C’est ainsi que ces bonnes gens jouaient les rois et les héros de chambre. Dignes rejetons des illustres benêts du temps du Grand Cyrus, ces Gascons de l’idéal, – Scudéry, La Calprenède, – chantres du faux héroïsme, de l’héroïsme impossible, qui est l’ennemi du vrai… Christophe remarquait avec étonnement que les Français, qui se disent si fins, n’avaient pas le sens du ridicule.
Mais ce qui passait tout, c’était quand la religion était à la mode! Alors, pendant le carême, des comédiens lisaient au théâtre de la Gaîté les sermons de Bossuet, avec accompagnement d’orgue. Des auteurs israélites écrivaient pour des actrices israélites des tragédies sur sainte Thérèse. On jouait Chemin de Croix à la Bodinière, L’Enfant Jésus à l’Ambigu, la Passion à la Porte-Saint -Martin, Jésus à l’Odéon, des Suites d’orchestre sur le Christ, au Jardin d’Acclimatation. Quelque brillant causeur, un poète de l’amour voluptueux, faisait au Châtelet une conférence sur la Rédemption. Naturellement, de tout l’Évangile, ce que ces snobs avaient le mieux retenu, c’était Pilate et la Madeleine: – «Qu’est-ce que la Vérité ?» et la vierge folle. – Et leurs Christs boulevardiers étaient d’affreux bavards, au courant des dernières ficelles de la casuistique [10] mondaine.
Christophe dit:
– Cela, c’est le pire de tout. C’est le mensonge incarné. J’étouffe. Sortons d’ici!
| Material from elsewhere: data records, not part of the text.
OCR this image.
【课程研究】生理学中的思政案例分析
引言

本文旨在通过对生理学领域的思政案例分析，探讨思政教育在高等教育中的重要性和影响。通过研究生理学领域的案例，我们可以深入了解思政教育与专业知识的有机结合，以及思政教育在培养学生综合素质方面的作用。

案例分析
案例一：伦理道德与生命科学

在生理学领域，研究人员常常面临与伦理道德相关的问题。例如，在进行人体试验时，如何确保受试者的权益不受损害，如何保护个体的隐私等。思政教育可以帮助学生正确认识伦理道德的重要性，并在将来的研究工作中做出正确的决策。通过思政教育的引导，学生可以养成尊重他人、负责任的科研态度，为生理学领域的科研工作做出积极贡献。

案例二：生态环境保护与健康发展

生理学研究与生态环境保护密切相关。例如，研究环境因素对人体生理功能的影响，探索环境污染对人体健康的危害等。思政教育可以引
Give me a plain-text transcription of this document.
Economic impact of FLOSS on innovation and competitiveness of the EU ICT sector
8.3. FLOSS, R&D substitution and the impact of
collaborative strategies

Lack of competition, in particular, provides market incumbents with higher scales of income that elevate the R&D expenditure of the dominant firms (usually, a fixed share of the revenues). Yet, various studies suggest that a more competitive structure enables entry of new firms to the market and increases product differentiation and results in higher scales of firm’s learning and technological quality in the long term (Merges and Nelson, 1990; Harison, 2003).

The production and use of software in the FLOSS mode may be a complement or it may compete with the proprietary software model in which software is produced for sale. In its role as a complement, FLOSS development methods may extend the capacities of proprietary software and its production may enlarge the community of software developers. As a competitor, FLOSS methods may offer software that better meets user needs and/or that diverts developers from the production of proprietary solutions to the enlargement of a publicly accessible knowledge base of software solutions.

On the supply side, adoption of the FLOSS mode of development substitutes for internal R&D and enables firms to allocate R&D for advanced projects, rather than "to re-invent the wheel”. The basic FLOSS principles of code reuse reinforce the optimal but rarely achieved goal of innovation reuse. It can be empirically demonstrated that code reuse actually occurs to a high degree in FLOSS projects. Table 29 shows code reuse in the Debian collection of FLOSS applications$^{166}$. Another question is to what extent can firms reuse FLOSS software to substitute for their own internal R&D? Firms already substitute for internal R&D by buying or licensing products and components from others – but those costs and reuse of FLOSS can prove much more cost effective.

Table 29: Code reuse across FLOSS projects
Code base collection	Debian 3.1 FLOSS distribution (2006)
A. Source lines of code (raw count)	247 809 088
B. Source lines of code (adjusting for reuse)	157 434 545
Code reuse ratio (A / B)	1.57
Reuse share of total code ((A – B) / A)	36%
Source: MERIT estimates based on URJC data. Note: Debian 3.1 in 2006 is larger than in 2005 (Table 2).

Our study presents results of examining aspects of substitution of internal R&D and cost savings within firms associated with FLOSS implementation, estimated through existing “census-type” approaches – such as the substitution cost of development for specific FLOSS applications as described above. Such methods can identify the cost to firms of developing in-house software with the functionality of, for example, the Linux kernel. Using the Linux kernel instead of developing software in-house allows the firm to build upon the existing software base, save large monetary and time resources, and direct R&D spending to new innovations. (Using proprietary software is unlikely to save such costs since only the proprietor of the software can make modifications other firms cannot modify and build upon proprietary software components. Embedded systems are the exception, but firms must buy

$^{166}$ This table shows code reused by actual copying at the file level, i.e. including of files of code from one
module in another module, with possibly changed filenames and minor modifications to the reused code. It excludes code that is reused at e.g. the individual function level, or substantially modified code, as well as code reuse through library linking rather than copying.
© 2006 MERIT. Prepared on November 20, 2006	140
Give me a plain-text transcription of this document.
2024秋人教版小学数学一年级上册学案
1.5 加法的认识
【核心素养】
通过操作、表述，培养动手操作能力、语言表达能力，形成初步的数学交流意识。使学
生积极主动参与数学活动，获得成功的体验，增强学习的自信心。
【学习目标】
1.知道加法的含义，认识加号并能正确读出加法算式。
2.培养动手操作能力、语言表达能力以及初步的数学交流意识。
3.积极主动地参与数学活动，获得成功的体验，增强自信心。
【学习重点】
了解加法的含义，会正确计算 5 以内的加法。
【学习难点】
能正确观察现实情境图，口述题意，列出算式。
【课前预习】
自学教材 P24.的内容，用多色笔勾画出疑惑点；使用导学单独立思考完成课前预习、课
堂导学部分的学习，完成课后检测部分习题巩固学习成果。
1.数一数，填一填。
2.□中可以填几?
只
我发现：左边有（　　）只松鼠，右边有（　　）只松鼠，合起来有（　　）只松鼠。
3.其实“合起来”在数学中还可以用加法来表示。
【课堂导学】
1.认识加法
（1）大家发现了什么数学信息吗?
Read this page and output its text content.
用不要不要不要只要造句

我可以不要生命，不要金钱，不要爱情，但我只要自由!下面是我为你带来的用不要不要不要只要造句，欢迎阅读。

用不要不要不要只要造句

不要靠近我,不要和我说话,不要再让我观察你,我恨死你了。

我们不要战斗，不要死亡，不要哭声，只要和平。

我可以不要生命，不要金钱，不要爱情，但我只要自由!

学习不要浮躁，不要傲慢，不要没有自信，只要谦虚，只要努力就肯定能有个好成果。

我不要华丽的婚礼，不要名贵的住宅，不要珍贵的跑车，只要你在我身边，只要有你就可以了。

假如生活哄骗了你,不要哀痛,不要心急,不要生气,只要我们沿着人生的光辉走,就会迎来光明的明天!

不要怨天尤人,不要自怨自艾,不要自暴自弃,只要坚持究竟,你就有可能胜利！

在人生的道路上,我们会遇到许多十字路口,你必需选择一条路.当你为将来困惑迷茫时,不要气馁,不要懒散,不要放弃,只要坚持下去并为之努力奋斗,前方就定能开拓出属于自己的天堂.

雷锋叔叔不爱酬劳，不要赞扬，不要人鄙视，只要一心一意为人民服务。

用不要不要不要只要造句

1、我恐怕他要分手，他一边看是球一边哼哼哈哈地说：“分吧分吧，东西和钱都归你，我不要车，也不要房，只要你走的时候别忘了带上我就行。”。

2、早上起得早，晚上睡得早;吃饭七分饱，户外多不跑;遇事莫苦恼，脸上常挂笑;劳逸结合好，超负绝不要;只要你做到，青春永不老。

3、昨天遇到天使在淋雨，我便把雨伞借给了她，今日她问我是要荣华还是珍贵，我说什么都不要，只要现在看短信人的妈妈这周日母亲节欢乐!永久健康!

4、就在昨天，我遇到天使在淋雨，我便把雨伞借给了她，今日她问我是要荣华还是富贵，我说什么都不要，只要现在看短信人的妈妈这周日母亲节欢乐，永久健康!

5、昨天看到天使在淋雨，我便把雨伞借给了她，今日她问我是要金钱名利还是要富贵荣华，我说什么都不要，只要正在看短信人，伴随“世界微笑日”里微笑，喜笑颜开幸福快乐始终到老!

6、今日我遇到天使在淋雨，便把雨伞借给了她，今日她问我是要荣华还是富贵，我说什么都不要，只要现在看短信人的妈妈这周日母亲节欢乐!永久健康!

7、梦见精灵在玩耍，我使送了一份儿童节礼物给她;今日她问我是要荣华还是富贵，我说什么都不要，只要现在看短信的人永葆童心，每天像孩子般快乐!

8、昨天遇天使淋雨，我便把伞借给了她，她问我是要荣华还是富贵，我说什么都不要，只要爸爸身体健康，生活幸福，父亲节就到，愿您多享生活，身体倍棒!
Un grand art classique se maintenait pourtant au milieu de ces industries modernes, comme les ruines des temples antiques parmi les constructions prétentieuses de la Rome d’aujourd’hui. Mais, à l’exception de Molière, Christophe n’était pas encore en état de l’apprécier. Il lui manquait le sens intime de la langue, donc, du génie de la race. Rien ne lui était plus incompréhensible que la tragédie du XVIIe siècle, – la province de l’art français la moins accessible aux étrangers, justement parce qu’elle est située au cœur même de la France. Il la trouvait assommante, froide, sèche, écœurante de pédantisme et de minauderies. Une action indigente ou forcée, des personnages abstraits comme des arguments de rhétorique, ou insipides comme une conversation de femme du monde. Une caricature des sujets et des héros antiques. Un étalage de raison, de raisons, d’arguties de psychologie, d’archéologie démodée. Des discours, des discours, des discours: l’éternel bavardage français. Que cela fût beau ou non, Christophe se refusait ironiquement à en décider: il ne s’intéressait à rien là-dedans; quelles que fussent les thèses soutenues tour à tour par les orateurs de Cinna, il lui était parfaitement indifférent que l’une ou l’autre de ces machines à harangues l’emportât à la fin.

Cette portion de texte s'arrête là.